What was Andy Serkis' contribution to Gollum?
We decided we wanted an actor to drive Gollum's character. There's a team of animators working on Gollum, with a huge range of shots, so there was a danger of the result looking unfocused. We cast Andy Serkis originally as the voice of Gollum, but that was only the beginning. We told Andy to own the character, and tell us what Gollum should do and how he acts, just as Elijah is in charge of Frodo. Gollum will be the big surprise of The Two Towers--it's something you've never seen in the movies before.

What other elements did you expand from Tolkien's original story? Tolkien has brief descriptions of Wargs, giant wolf-like creatures with Orcs riding on their backs like saddles, like a cavalry. They're not in the forefront of any action in The Two Towers, but we found them interesting, so we've added a pitched battle between horsemen and the Wargs.










The Two Towers also sees the introduction of crucial human characters, like Eowyn and Faramir. How does that change the mood of the film?
It gives the film a very different feel. You had fantasy in Fellowship, with the elves in Rivendell and Lothlorien. You come to The Two Towers, and the story takes a turn into the world of humans. Edoras is a feudal kingdom, a human society, and a lot of the story is set there. The fantastical feel of Fellowship is less present--it's much grittier and more earthy, like Braveheart. I think it's healthy that we're not just replicating Fellowship, especially after its success. The Two Towers has its own voice.

You also get to introduce new characters and showcase some new talent.
The Two Towers has a nice combination of familiar characters returning, and new characters who are as strong and complex as those in Film One. Actors like David Wenham (Faramir) and Miranda Otto (Eowyn) and Bernard Hill (King Theoden). The Two Towers introduces us to this group of core characters, who then go onto the extraordinary climactic events of The Return of the King.

 
The Fellowship ended with an action climax (the Fellowship dismantling) and an emotional climax (Frodo continuing on his quest). Will The Two Towers have a similar ending?
Yes, it does. The combination of the epic and the intimate is what's wonderful about the books, and I think it worked very well in Fellowship. Audiences appreciated that there was character depth and emotions within such a vast epic. We've tried to create that same feeling for The Two Towers.

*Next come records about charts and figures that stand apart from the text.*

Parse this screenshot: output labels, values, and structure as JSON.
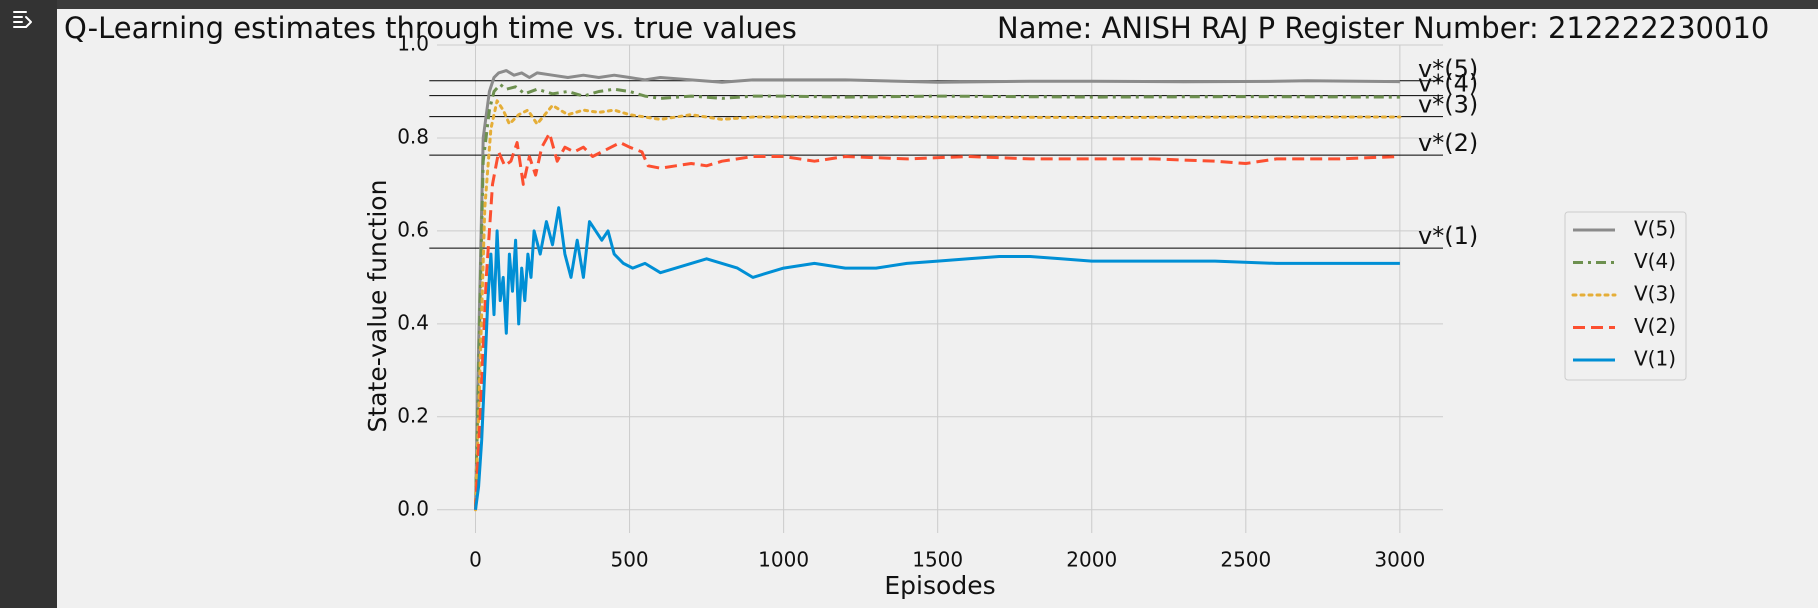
{
  "cell": {
    "output_toggle_icon": "output-collapse-icon"
  },
  "colors": {
    "page_background": "#f0f0f0",
    "sidebar": "#333333",
    "grid": "#cbcbcb",
    "reference_line": "#000000"
  },
  "chart_data": {
    "type": "line",
    "title": "Q-Learning estimates through time vs. true values",
    "subtitle": "Name:  ANISH RAJ P  Register Number: 212222230010",
    "xlabel": "Episodes",
    "ylabel": "State-value function",
    "xlim": [
      -125,
      3140
    ],
    "ylim": [
      -0.05,
      1.0
    ],
    "x_ticks": [
      0,
      500,
      1000,
      1500,
      2000,
      2500,
      3000
    ],
    "x_tick_labels": [
      "0",
      "500",
      "1000",
      "1500",
      "2000",
      "2500",
      "3000"
    ],
    "y_ticks": [
      0.0,
      0.2,
      0.4,
      0.6,
      0.8,
      1.0
    ],
    "y_tick_labels": [
      "0.0",
      "0.2",
      "0.4",
      "0.6",
      "0.8",
      "1.0"
    ],
    "grid": true,
    "legend_position": "right",
    "reference_lines": [
      {
        "label": "v*(5)",
        "y": 0.923
      },
      {
        "label": "v*(4)",
        "y": 0.891
      },
      {
        "label": "v*(3)",
        "y": 0.846
      },
      {
        "label": "v*(2)",
        "y": 0.763
      },
      {
        "label": "v*(1)",
        "y": 0.563
      }
    ],
    "reference_line_x_range": [
      -150,
      3140
    ],
    "series": [
      {
        "name": "V(5)",
        "color": "#8b8b8b",
        "dash": "solid",
        "points": [
          [
            0,
            0.0
          ],
          [
            10,
            0.35
          ],
          [
            25,
            0.8
          ],
          [
            45,
            0.9
          ],
          [
            60,
            0.93
          ],
          [
            75,
            0.94
          ],
          [
            100,
            0.945
          ],
          [
            125,
            0.935
          ],
          [
            150,
            0.94
          ],
          [
            175,
            0.93
          ],
          [
            200,
            0.94
          ],
          [
            250,
            0.935
          ],
          [
            300,
            0.93
          ],
          [
            350,
            0.935
          ],
          [
            400,
            0.93
          ],
          [
            450,
            0.935
          ],
          [
            500,
            0.93
          ],
          [
            550,
            0.925
          ],
          [
            600,
            0.93
          ],
          [
            700,
            0.925
          ],
          [
            800,
            0.92
          ],
          [
            900,
            0.925
          ],
          [
            1000,
            0.925
          ],
          [
            1200,
            0.925
          ],
          [
            1500,
            0.92
          ],
          [
            1800,
            0.922
          ],
          [
            2000,
            0.922
          ],
          [
            2300,
            0.921
          ],
          [
            2600,
            0.922
          ],
          [
            2700,
            0.923
          ],
          [
            3000,
            0.921
          ]
        ]
      },
      {
        "name": "V(4)",
        "color": "#6d904f",
        "dash": "dashdot",
        "points": [
          [
            0,
            0.0
          ],
          [
            10,
            0.3
          ],
          [
            25,
            0.75
          ],
          [
            45,
            0.86
          ],
          [
            60,
            0.9
          ],
          [
            80,
            0.915
          ],
          [
            100,
            0.905
          ],
          [
            130,
            0.91
          ],
          [
            160,
            0.895
          ],
          [
            200,
            0.905
          ],
          [
            250,
            0.895
          ],
          [
            300,
            0.9
          ],
          [
            350,
            0.89
          ],
          [
            400,
            0.9
          ],
          [
            450,
            0.905
          ],
          [
            500,
            0.9
          ],
          [
            550,
            0.89
          ],
          [
            600,
            0.885
          ],
          [
            700,
            0.89
          ],
          [
            800,
            0.885
          ],
          [
            900,
            0.89
          ],
          [
            1000,
            0.89
          ],
          [
            1200,
            0.888
          ],
          [
            1500,
            0.89
          ],
          [
            2000,
            0.888
          ],
          [
            2500,
            0.889
          ],
          [
            3000,
            0.888
          ]
        ]
      },
      {
        "name": "V(3)",
        "color": "#e5ae38",
        "dash": "dotted",
        "points": [
          [
            0,
            0.0
          ],
          [
            10,
            0.2
          ],
          [
            30,
            0.65
          ],
          [
            50,
            0.82
          ],
          [
            70,
            0.88
          ],
          [
            90,
            0.86
          ],
          [
            110,
            0.83
          ],
          [
            140,
            0.85
          ],
          [
            170,
            0.86
          ],
          [
            200,
            0.83
          ],
          [
            250,
            0.87
          ],
          [
            300,
            0.85
          ],
          [
            350,
            0.86
          ],
          [
            400,
            0.855
          ],
          [
            450,
            0.86
          ],
          [
            500,
            0.85
          ],
          [
            550,
            0.845
          ],
          [
            600,
            0.84
          ],
          [
            700,
            0.85
          ],
          [
            800,
            0.84
          ],
          [
            900,
            0.845
          ],
          [
            1000,
            0.845
          ],
          [
            1200,
            0.845
          ],
          [
            1500,
            0.845
          ],
          [
            2000,
            0.844
          ],
          [
            2500,
            0.845
          ],
          [
            3000,
            0.845
          ]
        ]
      },
      {
        "name": "V(2)",
        "color": "#fc4f30",
        "dash": "dashed",
        "points": [
          [
            0,
            0.0
          ],
          [
            15,
            0.2
          ],
          [
            35,
            0.5
          ],
          [
            55,
            0.7
          ],
          [
            75,
            0.77
          ],
          [
            95,
            0.74
          ],
          [
            115,
            0.75
          ],
          [
            135,
            0.79
          ],
          [
            155,
            0.7
          ],
          [
            175,
            0.76
          ],
          [
            195,
            0.72
          ],
          [
            215,
            0.78
          ],
          [
            240,
            0.81
          ],
          [
            265,
            0.75
          ],
          [
            290,
            0.78
          ],
          [
            320,
            0.77
          ],
          [
            350,
            0.78
          ],
          [
            380,
            0.76
          ],
          [
            410,
            0.77
          ],
          [
            440,
            0.78
          ],
          [
            470,
            0.79
          ],
          [
            500,
            0.78
          ],
          [
            540,
            0.77
          ],
          [
            560,
            0.74
          ],
          [
            600,
            0.735
          ],
          [
            650,
            0.74
          ],
          [
            700,
            0.745
          ],
          [
            750,
            0.74
          ],
          [
            800,
            0.75
          ],
          [
            900,
            0.76
          ],
          [
            1000,
            0.76
          ],
          [
            1100,
            0.75
          ],
          [
            1200,
            0.76
          ],
          [
            1400,
            0.755
          ],
          [
            1600,
            0.76
          ],
          [
            1800,
            0.755
          ],
          [
            2000,
            0.755
          ],
          [
            2200,
            0.755
          ],
          [
            2400,
            0.75
          ],
          [
            2500,
            0.745
          ],
          [
            2600,
            0.755
          ],
          [
            2800,
            0.755
          ],
          [
            3000,
            0.76
          ]
        ]
      },
      {
        "name": "V(1)",
        "color": "#008fd5",
        "dash": "solid",
        "points": [
          [
            0,
            0.0
          ],
          [
            10,
            0.05
          ],
          [
            20,
            0.15
          ],
          [
            30,
            0.3
          ],
          [
            40,
            0.45
          ],
          [
            50,
            0.55
          ],
          [
            60,
            0.42
          ],
          [
            70,
            0.6
          ],
          [
            80,
            0.45
          ],
          [
            90,
            0.5
          ],
          [
            100,
            0.38
          ],
          [
            110,
            0.55
          ],
          [
            120,
            0.47
          ],
          [
            130,
            0.58
          ],
          [
            140,
            0.4
          ],
          [
            150,
            0.52
          ],
          [
            160,
            0.45
          ],
          [
            170,
            0.55
          ],
          [
            180,
            0.5
          ],
          [
            190,
            0.6
          ],
          [
            210,
            0.55
          ],
          [
            230,
            0.62
          ],
          [
            250,
            0.57
          ],
          [
            270,
            0.65
          ],
          [
            290,
            0.55
          ],
          [
            310,
            0.5
          ],
          [
            330,
            0.58
          ],
          [
            350,
            0.5
          ],
          [
            370,
            0.62
          ],
          [
            390,
            0.6
          ],
          [
            410,
            0.58
          ],
          [
            430,
            0.6
          ],
          [
            450,
            0.55
          ],
          [
            480,
            0.53
          ],
          [
            510,
            0.52
          ],
          [
            550,
            0.53
          ],
          [
            600,
            0.51
          ],
          [
            650,
            0.52
          ],
          [
            700,
            0.53
          ],
          [
            750,
            0.54
          ],
          [
            800,
            0.53
          ],
          [
            850,
            0.52
          ],
          [
            900,
            0.5
          ],
          [
            950,
            0.51
          ],
          [
            1000,
            0.52
          ],
          [
            1100,
            0.53
          ],
          [
            1200,
            0.52
          ],
          [
            1300,
            0.52
          ],
          [
            1400,
            0.53
          ],
          [
            1500,
            0.535
          ],
          [
            1600,
            0.54
          ],
          [
            1700,
            0.545
          ],
          [
            1800,
            0.545
          ],
          [
            1900,
            0.54
          ],
          [
            2000,
            0.535
          ],
          [
            2200,
            0.535
          ],
          [
            2400,
            0.535
          ],
          [
            2600,
            0.53
          ],
          [
            2800,
            0.53
          ],
          [
            3000,
            0.53
          ]
        ]
      }
    ]
  }
}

Can you reveal what the climaxes will be?
Our action climax is the Battle of Helm's Deep. It does have an emotional power of its own, as you're seeing enormous heroic acts and the world of Rohan being saved. We also have Frodo, Sam and Gollum's storyline with Faramir. We've gone a little further than the books, and deviated in some of the detail, and created a much more intimate emotional climax with those characters.

In the book, the Battle of Helm's Deep is a very violent affair. How does that translate onto the screen?
We've got a PG-13 battle scene, but it's a fairly gritty battle. It's about as far as we could possibly push it within that rating. We filmed some heads and limbs being chopped off which we've taken out. We'll probably put them back in the DVD, which will have an R rating.


 
During the five-year journey of making these films, have you ever felt like Frodo on his quest?
I guess it has. Where I would differ from Frodo in my experience is that Frodo looked ahead. He had to get to Mount Doom, and put one foot in front of the other, and it was an outward-looking experience. I felt more like I've got a steam train coming up behind me and I have to lay the rails in front of the train. I've had more a backward-looking pressure on me-"Oh my God, I've got to do this, because I've got the train bearing down on me!" It is similar because it leaves you physically and emotionally exhausting. You do feel like you've been through a war. I've worked harder these last five months than I've worked since the shooting of the films, and I've come out of it exhausted. I can take a bit of a breather now that The Two Towers has been delivered, though!